Самим своим видом эта корабельная мачта способна вызвать в душе волнение. Манит простором океанов, гудит бурями далеких широт… С мачты свисают обрывки тросов, каких-то проводов, их никто уже, видно, не смог достать, а еще выше…
— Виталик, что это за скворечник вон там, на самой верхушке?
— Там стоял сигналист. Впередсмотрящий…
— Ого-го! Как же он туда взбирался?
— А очень просто…
Не успела Тоня опомниться, как Виталий, оставив ее, уже покарабкался вверх и вверх по крутой, отвесной мачте, по обломкам трапа на ней. У Тони замирало сердце: как бы не сорвался, а он, по-обезьяньи цепкий, взбирался все выше, пока, достигнув цели, не выпрямился на мачте, на недосягаемой для Тони высоте, где-то под самым небом!
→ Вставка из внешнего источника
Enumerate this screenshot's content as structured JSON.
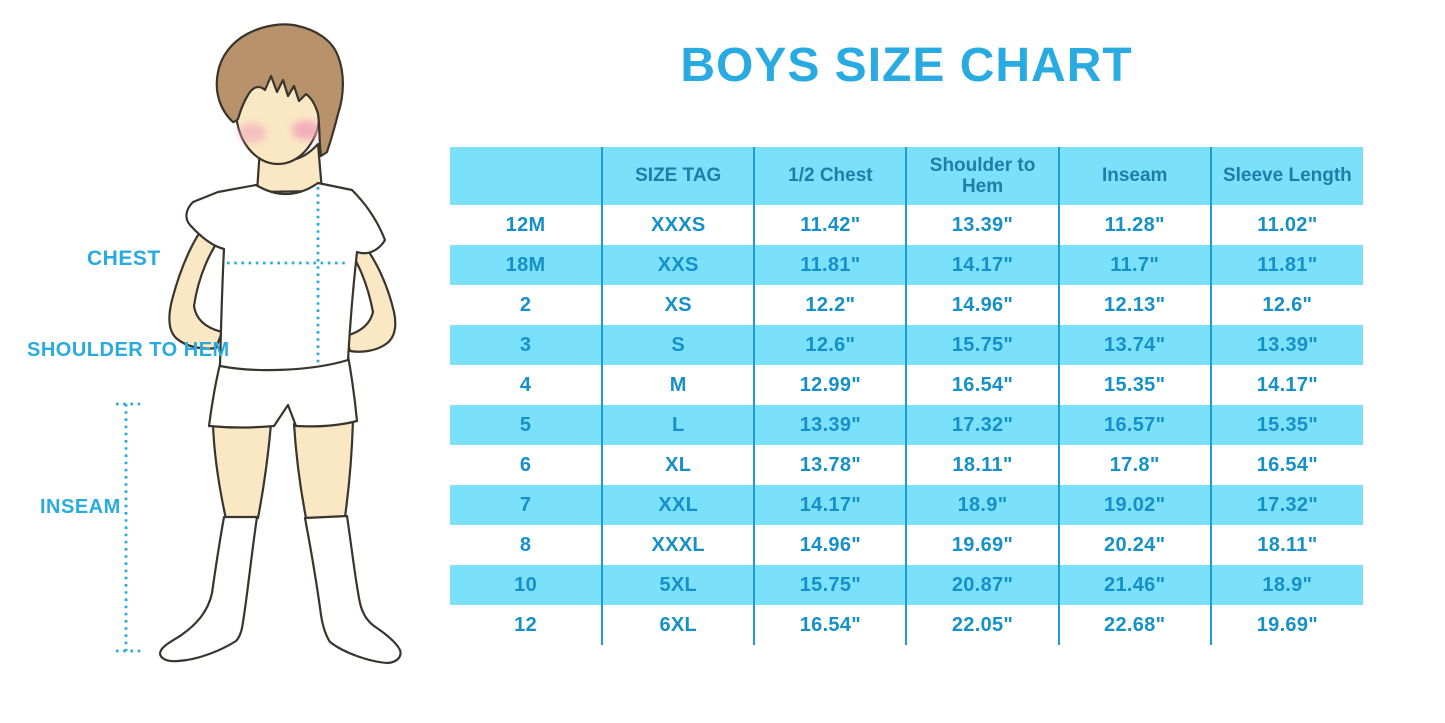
{
  "title": "BOYS SIZE CHART",
  "figure": {
    "chest_label": "CHEST",
    "shoulder_to_hem_label": "SHOULDER TO HEM",
    "inseam_label": "INSEAM"
  },
  "chart_data": {
    "type": "table",
    "title": "BOYS SIZE CHART",
    "columns": [
      "",
      "SIZE TAG",
      "1/2 Chest",
      "Shoulder to Hem",
      "Inseam",
      "Sleeve Length"
    ],
    "rows": [
      [
        "12M",
        "XXXS",
        "11.42\"",
        "13.39\"",
        "11.28\"",
        "11.02\""
      ],
      [
        "18M",
        "XXS",
        "11.81\"",
        "14.17\"",
        "11.7\"",
        "11.81\""
      ],
      [
        "2",
        "XS",
        "12.2\"",
        "14.96\"",
        "12.13\"",
        "12.6\""
      ],
      [
        "3",
        "S",
        "12.6\"",
        "15.75\"",
        "13.74\"",
        "13.39\""
      ],
      [
        "4",
        "M",
        "12.99\"",
        "16.54\"",
        "15.35\"",
        "14.17\""
      ],
      [
        "5",
        "L",
        "13.39\"",
        "17.32\"",
        "16.57\"",
        "15.35\""
      ],
      [
        "6",
        "XL",
        "13.78\"",
        "18.11\"",
        "17.8\"",
        "16.54\""
      ],
      [
        "7",
        "XXL",
        "14.17\"",
        "18.9\"",
        "19.02\"",
        "17.32\""
      ],
      [
        "8",
        "XXXL",
        "14.96\"",
        "19.69\"",
        "20.24\"",
        "18.11\""
      ],
      [
        "10",
        "5XL",
        "15.75\"",
        "20.87\"",
        "21.46\"",
        "18.9\""
      ],
      [
        "12",
        "6XL",
        "16.54\"",
        "22.05\"",
        "22.68\"",
        "19.69\""
      ]
    ],
    "striped_rows": "every second data row highlighted",
    "legend_position": "none",
    "grid": "vertical dividers only"
  },
  "colors": {
    "accent_blue": "#29ABE2",
    "table_text": "#1590C8",
    "header_text": "#1E7EA8",
    "stripe": "#7BE0FA",
    "divider": "#1E9CD6",
    "skin": "#FAE7C4",
    "hair": "#B7926A",
    "outline": "#3A342E",
    "cheek": "#F1A3BC",
    "garment_white": "#FFFFFF",
    "page_bg": "#FFFFFF"
  }
}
Ветер качал уже ниже его обрывок стального троса, а хлопец стоял и улыбался, улыбался и оттуда Тоне: вот, мол, где я, твой впередсмотрящий!..
И вдруг Виталий застыл, напряженно всматриваясь куда-то в море, и Тоне показалось, что он побледнел, что на его лице отразился ужас. Тоня тоже взглянула в ту сторону и средь темноты неугомонных волн увидела маленькую черную лодочку. Кто-то плывет! Кто-то подплывает к ним! Она даже хотела крикнуть Виталику: «Кто это плывет к нам?», но в лодчонке… никого не было!!! Черная молния ударила в мозг, потрясла страшной догадкой… В первый миг Тоня не узнала ее без паруса, какой-то даже неуместной показалась среди волн — без живой души! — маленькая, смолисто-черная посудина, а это же была их лодка, их баркасик, дуновением ветра его теперь тихо, едва заметно, однако бесповоротно отгоняло в море. Дальше и дальше от них — в открытое море!..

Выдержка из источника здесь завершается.